Brownies cookies ikan nila terbuat dari beberapa komponen bahan pangan yaitu tepung

terigu, daging ikan nila, coklat batangan (dark chocolate coumpound), coklat bubuk, telur,
margarin, gula pasir, vanili dan TBM (emulsifier). Tepung terigu berfungsi sebagai pembentuk
struktur dan tekstur pada brownies, pengikat bahan-bahan campuran lainnya dan
mendistribusikannya secara merata serta berperan dalam membentuk cita rasa (BSN 2009).
Daging ikan nila ditambahkan sebagai sumber protein, karena ikan nila mengandung protein
yang cukup tinggi sebesar 18,70% (Direktorat Gizi Departemen Kesehatan 2004).
Fungsi penggunaan gula dalam pembuatan brownies adalah untuk membentuk rasa
manis, memperpanjang umur simpan, dan memberikan pengaruh kepada tekstur dan penampilan
(Khotijah 2015).

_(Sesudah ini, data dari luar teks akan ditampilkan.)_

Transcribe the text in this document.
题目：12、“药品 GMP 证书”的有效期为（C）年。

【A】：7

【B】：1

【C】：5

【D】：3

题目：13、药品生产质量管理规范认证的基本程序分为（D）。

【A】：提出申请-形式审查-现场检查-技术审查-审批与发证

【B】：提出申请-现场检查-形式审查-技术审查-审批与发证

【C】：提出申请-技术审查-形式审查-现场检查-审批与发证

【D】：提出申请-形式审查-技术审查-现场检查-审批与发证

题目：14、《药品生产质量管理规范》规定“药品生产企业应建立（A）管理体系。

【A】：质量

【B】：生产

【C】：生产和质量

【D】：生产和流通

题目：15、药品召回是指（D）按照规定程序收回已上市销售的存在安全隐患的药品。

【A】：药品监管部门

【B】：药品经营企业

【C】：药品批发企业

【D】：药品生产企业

Telur dalam pembuatan brownies berfungsi pembentuk struktur, pelembut dan
pengikat. Selain itu, juga berfungsi untuk aerasi yaitu kemampuan dalam menangkap udara
ketika proses pengocokan adonan sehingga udara dapat menyebar secara merata. Penambahan
margarin dalam pembuatan brownies bertujuan agar tekstur brownies tidak menjadi keras dan
lebih empuk dan meningkatkan cita rasa (Khotijah 2015).
Penggunaan coklat batang (dark chocolate coumpound) pada pembuatan brownies adalah
untuk memberikan rasa dan warna. Pengunaan coklat bubuk pada pembuatan brownies bertujuan
untuk memperkuat rasa, aroma, dan warna pada brownies (Khotijah 2015).
Vanili memiliki aroma yang harum dan banyak digunakan pada berbagai jenis makanan
dan minuman seperti es krim, coklat, kue, brownies dan biskuit (Yuliani 2008). TBM (emulsifier)
adalah merek dagang berfungsi memperbaiki tekstur cake menjadi lebih lembut. Komposisi
bahan kimianya yaitu mono dan digliserida. Biasanya ditambahkan saat pengocokan adonan telur
dan penggunaannya sekitar satu sendok teh untuk lima butir telur.

2.3.1 Penerimaan Bahan


Hal yang penting dalam penerimaan bahan baku adalah mempertahankan mutu kesegaran
ikan. Penerimaan bahan baku yang perlu dilakukan pertama adalah mengadakan penyortiran,
yaitu ikan yang masih segar dan baik dipisahkan dengan ikan yang telah rusak dan busuk,
kemudian dicuci sampai bersih sebelum dimasukkan ke dalam tempat penyimpanan. Pencucian
sebaiknya dilakukan beberapa kali karena pencucian yang dilakukan hanya sekali kurang
menjamin kebersihannya. Menurut Junianto (2003) media yang digunakan untuk penangan ikan
diantaranya es, es ditambah garam, es ditambah es kering, air laut yang didinginkan dengan es,
air laut yang didinginkan secara mekanis dan udara dingin.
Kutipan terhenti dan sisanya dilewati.